> 29 janvier 2022
Les amours de Naïs Micoulin et de Frédéric Rostand ne sont guère du goût du vieux papa Micoulin, qui veille sur la vertu de sa fille, une trique à la main. Naïs et Frédéric se connaissent depuis leur plus tendre enfance. Naïs est une fille du peuple à la peau ambrée, Frédéric un jeune homme de la ville, à la peau tendre et protégée du soleil. Lorsque Naïs devient une jeune fille, les jeux dans la garrigue font place à des rendez-vous nocturnes, dans une « fraîcheur délicieuse, tout embaumée des plantes aromatiques chauffées pendant le jour » ou bien dans « une odeur pénétrante d’herbes marines » étonnamment grisantes. Le père Micoulin, pourtant, est là qui veille ; il tente même de supprimer Frédéric. Le fait que ce beau monsieur à la nuque blanche tourne imprudemment autour de sa fille rend le père Micoulin, à la « nuque brûlée de hâle », littéralement fou. Heureusement que Toine, le bossu, veille sur le couple et met en place un piège qui se referme sur le vieil homme. En récompense, Naïs a promis de l’épouser !1
Naïs, la petite fille « brune de peau », qui vient porter des fruits, une fois par mois, à Aix en Provence, chez M. et Mme Rostand, a bien grandi. Alors qu’on attend une fillette, c’est une femme qui se présente en ville. « Naïs était superbe, avec sa tête brune, sous le casque sombre de ses épais cheveux noirs ; et elle avait des épaules fortes, une taille ronde, des bras magnifiques dont elle montrait les poignets nus. » De quoi donner envie à Frédéric d’aller passer toutes les vacances dans la propriété de famille, située à Blancarde, dans la banlieue de Marseille. Là, Naïs gagne son pain quotidien dans une tuilerie ; un travail en extérieur qui lui confère un beau hâle et une belle santé. « Le soleil ardent lui dorait la peau, lui mettait une large collerette d’ambre ; ses cheveux noirs poussaient, s’entassaient, comme pour la garantir de leurs mèches volantes [...] ». Frédéric est, bien évidemment, attiré par cette belle voisine ; « Lui, la trouvait belle, excitante avec son hâle et son odeur de terre [...] ». Quant à Naïs... elle ne dit pas non. Quel orgueil pour cette fille, battue comme plâtre par un père irascible, d’être la maîtresse d’un jeune homme de la ville, plein de délicatesse !

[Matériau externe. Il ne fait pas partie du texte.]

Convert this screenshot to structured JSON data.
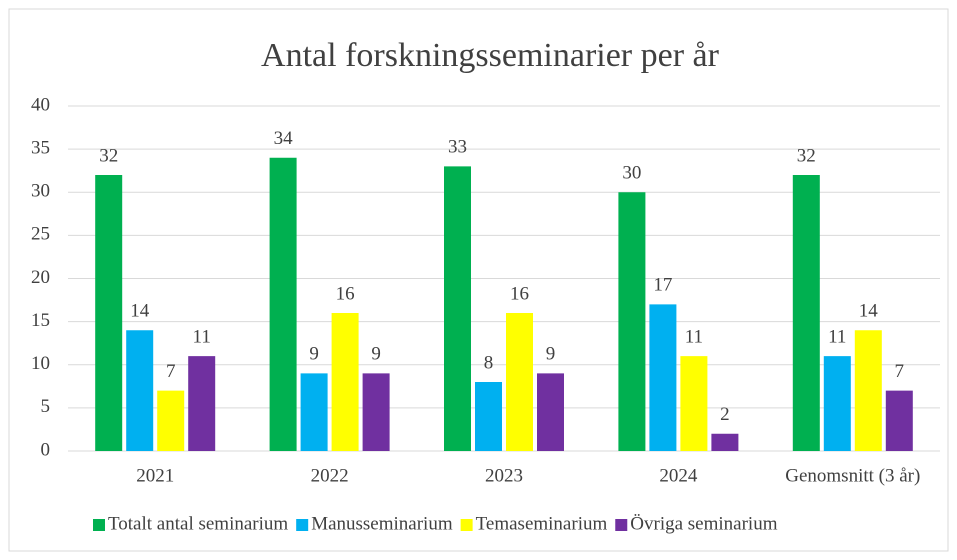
{
  "chart_data": {
    "type": "bar",
    "title": "Antal forskningsseminarier per år",
    "categories": [
      "2021",
      "2022",
      "2023",
      "2024",
      "Genomsnitt (3 år)"
    ],
    "series": [
      {
        "name": "Totalt antal seminarium",
        "color": "#00b050",
        "values": [
          32,
          34,
          33,
          30,
          32
        ]
      },
      {
        "name": "Manusseminarium",
        "color": "#00b0f0",
        "values": [
          14,
          9,
          8,
          17,
          11
        ]
      },
      {
        "name": "Temaseminarium",
        "color": "#ffff00",
        "values": [
          7,
          16,
          16,
          11,
          14
        ]
      },
      {
        "name": "Övriga seminarium",
        "color": "#7030a0",
        "values": [
          11,
          9,
          9,
          2,
          7
        ]
      }
    ],
    "ylim": [
      0,
      40
    ],
    "yticks": [
      0,
      5,
      10,
      15,
      20,
      25,
      30,
      35,
      40
    ],
    "grid": true,
    "legend": "bottom"
  }
}
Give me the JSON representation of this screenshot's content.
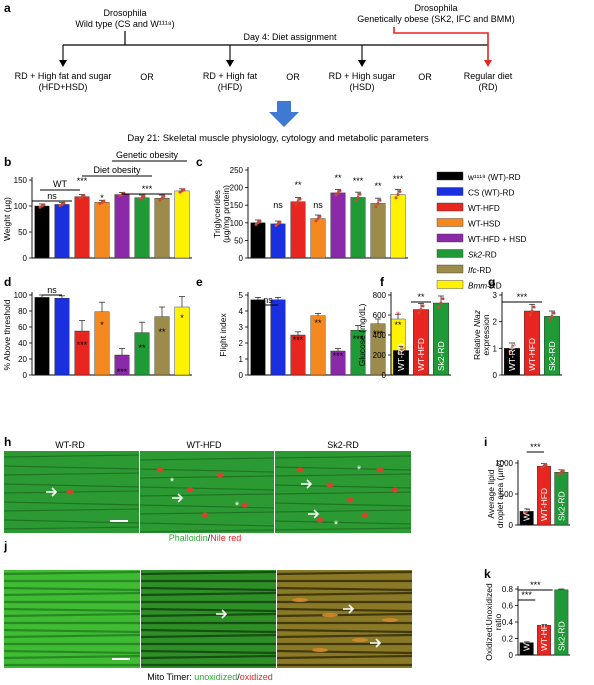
{
  "panel_letters": [
    "a",
    "b",
    "c",
    "d",
    "e",
    "f",
    "g",
    "h",
    "i",
    "j",
    "k"
  ],
  "colors": {
    "wt_rd": "#000000",
    "cs_rd": "#1a2fe0",
    "wt_hfd": "#e8251f",
    "wt_hsd": "#f5891f",
    "wt_hfd_hsd": "#8a2aa8",
    "sk2_rd": "#1f9a37",
    "ifc_rd": "#9c8b4a",
    "bmm_rd": "#fff200",
    "error_dots": "#e8251f",
    "arrow_blue": "#3f79d1",
    "flow_red": "#e8251f",
    "muscle_green": "#2c9a33",
    "lipid_red": "#d2452c"
  },
  "panel_a": {
    "left_group": [
      "Drosophila",
      "Wild type (CS and W¹¹¹⁸)"
    ],
    "right_group": [
      "Drosophila",
      "Genetically obese (SK2, IFC and BMM)"
    ],
    "day4": "Day 4: Diet assignment",
    "diets": [
      "RD + High fat and sugar",
      "(HFD+HSD)",
      "RD + High fat",
      "(HFD)",
      "RD + High sugar",
      "(HSD)",
      "Regular diet",
      "(RD)"
    ],
    "or_label": "OR",
    "day21": "Day 21: Skeletal muscle physiology, cytology and metabolic parameters"
  },
  "legend": {
    "items": [
      {
        "label": "w¹¹¹⁸ (WT)-RD",
        "color": "#000000"
      },
      {
        "label": "CS (WT)-RD",
        "color": "#1a2fe0"
      },
      {
        "label": "WT-HFD",
        "color": "#e8251f"
      },
      {
        "label": "WT-HSD",
        "color": "#f5891f"
      },
      {
        "label": "WT-HFD + HSD",
        "color": "#8a2aa8"
      },
      {
        "label": "Sk2-RD",
        "color": "#1f9a37"
      },
      {
        "label": "Ifc-RD",
        "color": "#9c8b4a"
      },
      {
        "label": "Bmm-RD",
        "color": "#fff200"
      }
    ]
  },
  "panel_b_annotations": {
    "wt": "WT",
    "diet_obesity": "Diet obesity",
    "genetic_obesity": "Genetic obesity"
  },
  "panel_h": {
    "labels": [
      "WT-RD",
      "WT-HFD",
      "Sk2-RD"
    ],
    "stain_green": "Phalloidin",
    "stain_sep": "/",
    "stain_red": "Nile red"
  },
  "panel_j": {
    "label_prefix": "Mito Timer: ",
    "label_green": "unoxidized",
    "label_sep": "/",
    "label_red": "oxidized"
  },
  "chart_data": [
    {
      "panel": "b",
      "type": "bar",
      "ylabel": "Weight (µg)",
      "yticks": [
        0,
        50,
        100,
        150
      ],
      "ylim": [
        0,
        150
      ],
      "categories": [
        "WT-RD",
        "CS (WT)-RD",
        "WT-HFD",
        "WT-HSD",
        "WT-HFD + HSD",
        "Sk2-RD",
        "Ifc-RD",
        "Bmm-RD"
      ],
      "values": [
        100,
        103,
        118,
        107,
        122,
        116,
        115,
        129
      ],
      "errors": [
        4,
        4,
        4,
        4,
        4,
        5,
        6,
        4
      ],
      "significance": [
        "ns",
        "***",
        "*",
        "***"
      ]
    },
    {
      "panel": "c",
      "type": "bar",
      "ylabel": "Triglycerides (µg/mg protein)",
      "yticks": [
        0,
        50,
        100,
        150,
        200,
        250
      ],
      "ylim": [
        0,
        250
      ],
      "categories": [
        "WT-RD",
        "CS (WT)-RD",
        "WT-HFD",
        "WT-HSD",
        "WT-HFD + HSD",
        "Sk2-RD",
        "Ifc-RD",
        "Bmm-RD"
      ],
      "values": [
        100,
        97,
        160,
        112,
        185,
        172,
        155,
        180
      ],
      "errors": [
        8,
        8,
        12,
        10,
        10,
        15,
        15,
        15
      ],
      "significance": [
        "ns",
        "**",
        "ns",
        "**",
        "***",
        "**",
        "***"
      ]
    },
    {
      "panel": "d",
      "type": "bar",
      "ylabel": "% Above threshold",
      "yticks": [
        0,
        20,
        40,
        60,
        80,
        100
      ],
      "ylim": [
        0,
        100
      ],
      "categories": [
        "WT-RD",
        "CS (WT)-RD",
        "WT-HFD",
        "WT-HSD",
        "WT-HFD + HSD",
        "Sk2-RD",
        "Ifc-RD",
        "Bmm-RD"
      ],
      "values": [
        97,
        96,
        55,
        79,
        25,
        53,
        73,
        85
      ],
      "errors": [
        3,
        3,
        13,
        12,
        8,
        13,
        12,
        13
      ],
      "significance": [
        "ns",
        "***",
        "*",
        "***",
        "**",
        "**",
        "*"
      ]
    },
    {
      "panel": "e",
      "type": "bar",
      "ylabel": "Flight index",
      "yticks": [
        0,
        1,
        2,
        3,
        4,
        5
      ],
      "ylim": [
        0,
        5
      ],
      "categories": [
        "WT-RD",
        "CS (WT)-RD",
        "WT-HFD",
        "WT-HSD",
        "WT-HFD + HSD",
        "Sk2-RD",
        "Ifc-RD",
        "Bmm-RD"
      ],
      "values": [
        4.7,
        4.7,
        2.5,
        3.7,
        1.5,
        2.8,
        3.2,
        3.5
      ],
      "errors": [
        0.15,
        0.15,
        0.2,
        0.15,
        0.15,
        0.3,
        0.3,
        0.3
      ],
      "significance": [
        "ns",
        "***",
        "**",
        "***",
        "***",
        "***",
        "**",
        "*"
      ]
    },
    {
      "panel": "f",
      "type": "bar",
      "ylabel": "Glucose (mg/dL)",
      "yticks": [
        0,
        200,
        400,
        600,
        800
      ],
      "ylim": [
        0,
        800
      ],
      "categories": [
        "WT-RD",
        "WT-HFD",
        "Sk2-RD"
      ],
      "values": [
        245,
        655,
        720
      ],
      "errors": [
        40,
        60,
        70
      ],
      "significance": [
        "**"
      ]
    },
    {
      "panel": "g",
      "type": "bar",
      "ylabel": "Relative Nlaz expression",
      "yticks": [
        0,
        1,
        2,
        3
      ],
      "ylim": [
        0,
        3
      ],
      "categories": [
        "WT-RD",
        "WT-HFD",
        "Sk2-RD"
      ],
      "values": [
        1.0,
        2.4,
        2.2
      ],
      "errors": [
        0.2,
        0.25,
        0.2
      ],
      "significance": [
        "***"
      ]
    },
    {
      "panel": "i",
      "type": "bar",
      "ylabel": "Average lipid droplet area (µm²)",
      "yticks": [
        0,
        500,
        1000
      ],
      "ylim": [
        0,
        1000
      ],
      "categories": [
        "WT-RD",
        "WT-HFD",
        "Sk2-RD"
      ],
      "values": [
        220,
        950,
        850
      ],
      "errors": [
        40,
        40,
        40
      ],
      "significance": [
        "***"
      ]
    },
    {
      "panel": "k",
      "type": "bar",
      "ylabel": "Oxidized:Unoxidized ratio",
      "yticks": [
        0.0,
        0.2,
        0.4,
        0.6,
        0.8
      ],
      "ylim": [
        0,
        0.8
      ],
      "categories": [
        "WT-RD",
        "WT-HFD",
        "Sk2-RD"
      ],
      "values": [
        0.15,
        0.36,
        0.79
      ],
      "errors": [
        0.01,
        0.01,
        0.01
      ],
      "significance": [
        "***",
        "***"
      ]
    }
  ]
}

Frédéric est un « beau jeune homme, grand et de figure régulière, avec une forte barbe noire ». Naïs admire sa peau délicate et blanche. La barbe mise à part, Frédéric a tout d’une jeune fille. Grâce, fragilité... versatilité. A peine ses amours consommées, voilà Frédéric qui s’ennuie déjà. Au feu du grand soleil d’été, le visage de Naïs s’assèche. Pas du genre à s’enduire la peau de pommade comme ces belles dames de la ville qui commencent à manquer à Frédéric. « Il regrettait l’eau de Cologne et la poudre de riz des filles d’Aix et de Marseille. » Pourtant, une belle pluie d’été ranime les sentiments du jeune homme déjà prêt à tourner la page d’une aventure sans lendemain. « Lorsque cette campagne si desséchée se mouille profondément, elle prend une violence de couleurs et de parfums : les terres rouges saignent, les pins ont des reflets d’émeraude, les rochers laissent éclater des blancheurs de linges fraîchement lessivés. »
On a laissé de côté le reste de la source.